HSBC clients guilty of tax fraud
A father and son team who were clients of HSBC Holdings have been found guilty of hiding more than $49 million from the US tax authorities. The property developers from Miami Beach, Leon and Mauricio Cohen used offshore accounts to conceal more than $150 million in assets from the country’s Internal Revenue Service.
In a statement released to the media, The US Attorney for Florida’s Southern District said the pair was found guilty of conspiracy to defraud the USA and filing false tax returns by a jury in Fort Lauderdale.
The pair, which was arrested on April 15 this year, will be sentenced on December 17. Both have been warned that they could face up to 11 years behind bars.

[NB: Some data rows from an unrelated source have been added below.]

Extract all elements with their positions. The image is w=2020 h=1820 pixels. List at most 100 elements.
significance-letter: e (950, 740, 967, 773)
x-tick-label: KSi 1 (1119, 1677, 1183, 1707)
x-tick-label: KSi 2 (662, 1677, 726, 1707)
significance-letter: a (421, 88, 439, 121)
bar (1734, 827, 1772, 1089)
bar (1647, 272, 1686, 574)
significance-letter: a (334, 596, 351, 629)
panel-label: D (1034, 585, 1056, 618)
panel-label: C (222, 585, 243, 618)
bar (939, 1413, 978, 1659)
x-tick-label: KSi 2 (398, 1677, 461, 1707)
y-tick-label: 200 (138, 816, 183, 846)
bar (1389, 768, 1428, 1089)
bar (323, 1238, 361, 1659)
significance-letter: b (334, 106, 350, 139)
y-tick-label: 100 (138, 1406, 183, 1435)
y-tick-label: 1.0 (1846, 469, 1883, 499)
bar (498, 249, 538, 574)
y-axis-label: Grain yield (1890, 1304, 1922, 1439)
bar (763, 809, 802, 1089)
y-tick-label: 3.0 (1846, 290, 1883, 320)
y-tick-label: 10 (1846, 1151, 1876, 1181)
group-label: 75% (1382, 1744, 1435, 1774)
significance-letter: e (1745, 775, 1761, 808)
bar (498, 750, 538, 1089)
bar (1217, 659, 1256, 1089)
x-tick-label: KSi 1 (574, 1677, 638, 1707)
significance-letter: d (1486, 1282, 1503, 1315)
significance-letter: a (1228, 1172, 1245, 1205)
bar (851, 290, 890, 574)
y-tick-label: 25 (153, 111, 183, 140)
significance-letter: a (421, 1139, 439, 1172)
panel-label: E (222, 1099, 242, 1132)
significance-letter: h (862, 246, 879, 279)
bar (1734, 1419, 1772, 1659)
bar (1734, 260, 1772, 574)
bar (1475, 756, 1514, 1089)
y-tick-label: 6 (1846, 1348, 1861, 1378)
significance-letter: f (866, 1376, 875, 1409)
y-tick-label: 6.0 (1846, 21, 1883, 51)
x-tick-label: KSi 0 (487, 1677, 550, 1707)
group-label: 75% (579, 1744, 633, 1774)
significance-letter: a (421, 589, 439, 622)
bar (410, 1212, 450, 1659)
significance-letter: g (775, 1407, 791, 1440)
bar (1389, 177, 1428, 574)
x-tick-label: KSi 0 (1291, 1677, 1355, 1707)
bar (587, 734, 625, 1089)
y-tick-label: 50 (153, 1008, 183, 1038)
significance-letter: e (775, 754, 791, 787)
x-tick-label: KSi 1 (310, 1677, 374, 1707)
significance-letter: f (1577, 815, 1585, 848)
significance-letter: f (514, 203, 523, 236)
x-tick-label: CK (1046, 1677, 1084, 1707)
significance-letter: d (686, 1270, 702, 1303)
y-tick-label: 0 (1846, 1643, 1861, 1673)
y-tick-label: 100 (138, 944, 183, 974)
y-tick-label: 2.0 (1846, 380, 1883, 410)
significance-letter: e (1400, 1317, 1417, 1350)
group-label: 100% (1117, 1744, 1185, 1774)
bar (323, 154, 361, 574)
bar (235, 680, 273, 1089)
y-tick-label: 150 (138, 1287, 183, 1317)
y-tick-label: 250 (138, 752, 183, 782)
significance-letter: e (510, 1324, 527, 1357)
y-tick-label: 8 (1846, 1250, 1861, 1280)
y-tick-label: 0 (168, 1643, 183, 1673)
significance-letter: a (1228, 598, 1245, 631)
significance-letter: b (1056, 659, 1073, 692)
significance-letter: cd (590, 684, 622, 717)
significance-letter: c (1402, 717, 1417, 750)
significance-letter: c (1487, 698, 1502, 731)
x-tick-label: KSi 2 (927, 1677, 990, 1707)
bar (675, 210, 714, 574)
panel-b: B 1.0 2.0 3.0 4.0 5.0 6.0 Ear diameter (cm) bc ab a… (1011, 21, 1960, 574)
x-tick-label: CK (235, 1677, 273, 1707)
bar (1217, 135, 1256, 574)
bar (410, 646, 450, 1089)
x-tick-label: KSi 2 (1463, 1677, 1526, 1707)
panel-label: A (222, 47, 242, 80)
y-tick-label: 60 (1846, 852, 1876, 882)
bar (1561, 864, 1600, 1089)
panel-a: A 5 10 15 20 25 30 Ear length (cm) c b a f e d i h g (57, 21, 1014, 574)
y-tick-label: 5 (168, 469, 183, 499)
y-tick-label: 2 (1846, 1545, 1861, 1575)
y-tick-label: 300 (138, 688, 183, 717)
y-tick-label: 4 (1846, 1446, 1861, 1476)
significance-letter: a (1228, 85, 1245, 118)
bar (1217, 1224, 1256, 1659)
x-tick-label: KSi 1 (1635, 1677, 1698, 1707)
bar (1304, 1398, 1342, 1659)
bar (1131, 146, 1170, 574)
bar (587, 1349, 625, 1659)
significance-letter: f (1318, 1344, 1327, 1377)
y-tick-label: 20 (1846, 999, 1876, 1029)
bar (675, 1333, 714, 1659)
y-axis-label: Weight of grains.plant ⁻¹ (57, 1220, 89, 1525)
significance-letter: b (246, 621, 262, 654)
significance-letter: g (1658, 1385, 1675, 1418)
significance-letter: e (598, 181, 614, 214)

The arrests of the father and son in New York came on the same day as the deadline for filing federal tax returns. Europe’s largest bank, HSBC, also narrowly avoided being drawn into the crackdown on wealthy tax cheats who were avoiding paying charges on their fortunes by keeping their cash abroad.
The two men failed to pay tax on the $33 million sale of a New York hotel ten years ago, according to the court documents. The defendants used a HSBC bank account in Switzerland in the name of bearer share company Panamanian to store the cash.
In a statement, the US Attorney’s Office said the Cohens’ failed to report the sale to the US tax authorities along with their other related businesses.